Concrètement, l’ouvrage propose d’établir un système national de voies de communication combinant réseaux de routes, de canaux et de chemins et de fer. Ce plan général d’infrastructures de transport se caractérise par le fait d’être à la fois multimodal et hiérarchisé : il envisage le creusement de canaux et la construction de chemins de fer comme complémentaires et lie leurs différents usages, au premier rang desquels les circulations de voyageurs et de marchandises. Le tracé de voies de communication nouvelles prend en considération tant la géographie physique du territoire national que la localisation des ressources minérales et des ports maritimes. La nécessité de créer des docks et entrepôts, à l’image de ce qui se pratique en Angleterre, y est également soulignée, ces nouveaux équipements faisant parties intégrantes de ce vaste plan de travaux publics destiné à désenclaver les régions françaises. Évalué à deux milliards de francs et prévu pour être exécuté en dix ans, cet ambitieux programme de grands travaux est aussi considéré́ comme un plan d’investissement, susceptible de servir de moteur de relance à une économie française en berne dans les premières années de la monarchie de Juillet.

Par-delà ces intérêts spécialisés, les Vues politiques et pratiques sont enfin susceptibles de rencontrer un lectorat beaucoup plus vaste intéressé par la genèse de la France moderne comme état-nation.

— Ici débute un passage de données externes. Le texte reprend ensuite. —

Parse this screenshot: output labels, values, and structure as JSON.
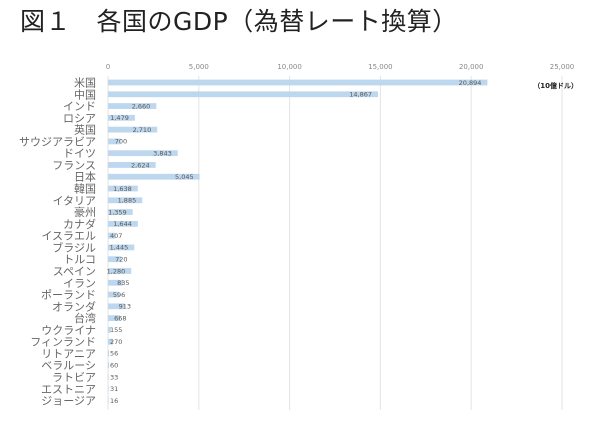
{
  "chart_data": {
    "type": "bar",
    "orientation": "horizontal",
    "title": "図１　各国のGDP（為替レート換算）",
    "unit_label": "（10億ドル）",
    "xlim": [
      0,
      25000
    ],
    "x_ticks": [
      "0",
      "5,000",
      "10,000",
      "15,000",
      "20,000",
      "25,000"
    ],
    "grid": true,
    "bar_color": "#bdd7ee",
    "categories": [
      "米国",
      "中国",
      "インド",
      "ロシア",
      "英国",
      "サウジアラビア",
      "ドイツ",
      "フランス",
      "日本",
      "韓国",
      "イタリア",
      "豪州",
      "カナダ",
      "イスラエル",
      "ブラジル",
      "トルコ",
      "スペイン",
      "イラン",
      "ポーランド",
      "オランダ",
      "台湾",
      "ウクライナ",
      "フィンランド",
      "リトアニア",
      "ベラルーシ",
      "ラトビア",
      "エストニア",
      "ジョージア"
    ],
    "values": [
      20894,
      14867,
      2660,
      1479,
      2710,
      700,
      3843,
      2624,
      5045,
      1638,
      1885,
      1359,
      1644,
      407,
      1445,
      720,
      1280,
      835,
      596,
      913,
      668,
      155,
      270,
      56,
      60,
      33,
      31,
      16
    ],
    "labels": [
      "20,894",
      "14,867",
      "2,660",
      "1,479",
      "2,710",
      "700",
      "3,843",
      "2,624",
      "5,045",
      "1,638",
      "1,885",
      "1,359",
      "1,644",
      "407",
      "1,445",
      "720",
      "1,280",
      "835",
      "596",
      "913",
      "668",
      "155",
      "270",
      "56",
      "60",
      "33",
      "31",
      "16"
    ]
  }
}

Dans son livre de 2013, The Birth of Territory, consacré aux origines des conceptions territoriales modernes, le politologue et géographe britannique Stuart Elden n’accorde qu’une place marginale aux voies de communication. Celles-ci jouent pourtant un rôle essentiel dans de nombreux pays, à commencer par la France, qu’il s’agisse de contribuer à l’émergence de marchés nationaux ou de faciliter la mobilité des individus et par là même leur sentiment d’appartenance à une communauté beaucoup plus vaste que les paroisses, les pays et les régions qui l’avaient longtemps emporté sur des identités nationales floues et abstraites. Dans le cas français, les routes et les chemins de fer vont puissamment contribuer à cette “fin des terroirs” mise en évidence par l’historien américain Eugen Weber dans son livre éponyme qui prend pleinement effet dans les dernières décennies du XIXe siècle.

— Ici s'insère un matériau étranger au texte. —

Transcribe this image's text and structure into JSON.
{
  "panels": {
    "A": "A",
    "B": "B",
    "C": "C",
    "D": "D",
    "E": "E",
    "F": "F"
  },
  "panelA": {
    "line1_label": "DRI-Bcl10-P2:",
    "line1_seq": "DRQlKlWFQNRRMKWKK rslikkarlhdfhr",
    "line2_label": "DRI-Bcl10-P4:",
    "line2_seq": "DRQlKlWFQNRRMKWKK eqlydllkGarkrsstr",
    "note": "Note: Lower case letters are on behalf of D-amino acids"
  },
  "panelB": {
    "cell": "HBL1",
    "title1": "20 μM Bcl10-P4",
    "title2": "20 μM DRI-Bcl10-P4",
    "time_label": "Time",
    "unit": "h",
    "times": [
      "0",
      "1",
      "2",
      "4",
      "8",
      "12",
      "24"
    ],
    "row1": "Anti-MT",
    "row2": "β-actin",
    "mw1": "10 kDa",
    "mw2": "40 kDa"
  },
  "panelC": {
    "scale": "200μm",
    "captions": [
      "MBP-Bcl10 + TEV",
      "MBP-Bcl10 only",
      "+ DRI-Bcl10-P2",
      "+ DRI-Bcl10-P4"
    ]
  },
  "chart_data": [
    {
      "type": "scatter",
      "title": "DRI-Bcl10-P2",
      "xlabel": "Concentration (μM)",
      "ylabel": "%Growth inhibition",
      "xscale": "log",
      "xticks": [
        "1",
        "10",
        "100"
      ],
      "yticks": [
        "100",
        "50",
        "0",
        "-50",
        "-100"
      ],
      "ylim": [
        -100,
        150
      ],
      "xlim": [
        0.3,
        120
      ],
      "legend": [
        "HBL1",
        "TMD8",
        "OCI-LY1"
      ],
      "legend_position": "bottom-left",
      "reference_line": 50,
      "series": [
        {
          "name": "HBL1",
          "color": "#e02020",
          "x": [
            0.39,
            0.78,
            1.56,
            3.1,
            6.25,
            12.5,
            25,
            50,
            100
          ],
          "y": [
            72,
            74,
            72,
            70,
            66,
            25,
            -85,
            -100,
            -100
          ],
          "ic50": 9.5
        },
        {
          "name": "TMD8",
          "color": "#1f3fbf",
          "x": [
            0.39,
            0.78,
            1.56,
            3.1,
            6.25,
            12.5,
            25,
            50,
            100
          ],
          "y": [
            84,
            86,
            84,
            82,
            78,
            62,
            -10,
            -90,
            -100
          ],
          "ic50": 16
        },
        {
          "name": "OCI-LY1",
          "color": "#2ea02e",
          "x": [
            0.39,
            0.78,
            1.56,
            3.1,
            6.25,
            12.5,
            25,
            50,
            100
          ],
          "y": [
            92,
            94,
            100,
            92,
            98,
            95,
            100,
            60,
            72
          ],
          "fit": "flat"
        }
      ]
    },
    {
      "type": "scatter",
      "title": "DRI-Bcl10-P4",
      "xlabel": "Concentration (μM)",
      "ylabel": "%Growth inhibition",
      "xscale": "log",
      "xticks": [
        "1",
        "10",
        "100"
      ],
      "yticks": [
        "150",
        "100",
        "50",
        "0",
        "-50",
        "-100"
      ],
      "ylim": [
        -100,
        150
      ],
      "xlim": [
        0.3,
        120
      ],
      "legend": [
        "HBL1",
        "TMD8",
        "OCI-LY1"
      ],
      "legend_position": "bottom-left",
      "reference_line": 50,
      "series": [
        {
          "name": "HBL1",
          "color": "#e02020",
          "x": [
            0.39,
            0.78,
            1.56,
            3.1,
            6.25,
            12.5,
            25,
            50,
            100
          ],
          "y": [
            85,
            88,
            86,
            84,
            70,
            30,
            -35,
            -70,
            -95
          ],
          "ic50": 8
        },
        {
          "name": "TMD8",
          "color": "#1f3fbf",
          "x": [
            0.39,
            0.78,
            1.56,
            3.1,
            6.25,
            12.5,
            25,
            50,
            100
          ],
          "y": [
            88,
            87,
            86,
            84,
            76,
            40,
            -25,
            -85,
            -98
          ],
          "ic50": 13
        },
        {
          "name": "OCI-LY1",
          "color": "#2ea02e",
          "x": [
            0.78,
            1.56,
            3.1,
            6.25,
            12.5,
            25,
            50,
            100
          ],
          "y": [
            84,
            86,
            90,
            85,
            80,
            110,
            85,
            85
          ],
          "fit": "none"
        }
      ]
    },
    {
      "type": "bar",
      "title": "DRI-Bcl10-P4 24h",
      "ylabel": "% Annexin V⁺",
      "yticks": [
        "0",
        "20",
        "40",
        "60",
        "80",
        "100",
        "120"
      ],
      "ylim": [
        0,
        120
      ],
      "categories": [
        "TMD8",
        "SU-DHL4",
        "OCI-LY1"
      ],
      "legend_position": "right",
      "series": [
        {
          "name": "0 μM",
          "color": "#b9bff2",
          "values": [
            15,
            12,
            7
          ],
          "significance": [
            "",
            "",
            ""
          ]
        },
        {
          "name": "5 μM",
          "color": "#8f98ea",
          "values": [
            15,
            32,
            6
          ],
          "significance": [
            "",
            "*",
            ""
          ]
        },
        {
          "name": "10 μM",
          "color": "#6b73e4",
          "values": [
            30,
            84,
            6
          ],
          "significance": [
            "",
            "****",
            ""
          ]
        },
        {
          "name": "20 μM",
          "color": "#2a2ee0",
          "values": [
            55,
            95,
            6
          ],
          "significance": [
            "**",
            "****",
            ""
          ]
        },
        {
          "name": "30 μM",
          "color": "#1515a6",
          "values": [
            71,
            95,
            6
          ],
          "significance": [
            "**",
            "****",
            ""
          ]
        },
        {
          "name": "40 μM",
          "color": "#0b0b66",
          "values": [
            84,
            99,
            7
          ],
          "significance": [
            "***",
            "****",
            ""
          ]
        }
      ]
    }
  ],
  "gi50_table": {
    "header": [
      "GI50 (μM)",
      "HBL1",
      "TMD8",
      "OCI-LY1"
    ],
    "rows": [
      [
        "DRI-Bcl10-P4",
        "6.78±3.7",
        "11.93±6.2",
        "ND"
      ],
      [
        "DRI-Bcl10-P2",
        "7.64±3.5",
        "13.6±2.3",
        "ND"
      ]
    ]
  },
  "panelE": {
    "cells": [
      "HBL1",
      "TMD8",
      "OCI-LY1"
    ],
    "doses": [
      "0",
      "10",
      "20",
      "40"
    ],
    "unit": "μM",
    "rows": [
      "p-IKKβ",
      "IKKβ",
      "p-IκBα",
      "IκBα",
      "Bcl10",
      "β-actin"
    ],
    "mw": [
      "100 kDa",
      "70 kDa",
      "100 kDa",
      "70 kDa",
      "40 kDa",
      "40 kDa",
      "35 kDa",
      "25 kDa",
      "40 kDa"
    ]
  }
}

La matérialité des transformations induites par les travaux publics et les voies de communication, leur caractère “positif”, pour reprendre une expression en vogue au cours de la première moitié du XIXe siècle ne doit pas toutefois faire oublier que les nations dont elles facilitent l’émergence demeurent dans une large mesure des “communautés imaginaires”, ainsi que l’a montré avec justesse le politologue anglo-irlandais Benedict Anderson. Les travaux publics et les voies de communication contribuent à la construction de l’imaginaire collectif constitutif des identités nationales selon Anderson. Ils sont eux-mêmes inséparables d’un ensemble de représentations dont on peut faire l’histoire.

En même temps qu’elles s’inscrivent dans le contexte des premières années de la monarchie de Juillet, les Vues politiques et pratiques renvoient à cette entreprise beaucoup plus vaste de construction d’une identité nationale correspondant à un territoire spécifique. On peut s’interroger encore une fois sur la part d’utopie du plan d’ensemble qu’elles proposent. Il revient au même de questionner “le réel de l’utopie”, selon l’heureuse expression forgée par l’historienne Michèle Riot-Sarcey.

Qu’il s’agisse de sonder les origines de la France moderne, de réfléchir aux rapports entre planification et entreprise privée ou encore de s’interroger sur la capacité de l’utopie à imprégner des entreprises tout à fait concrètes de transformation du monde, Les Vues politiques et pratiques entrent en résonance avec de nombreux débats contemporains.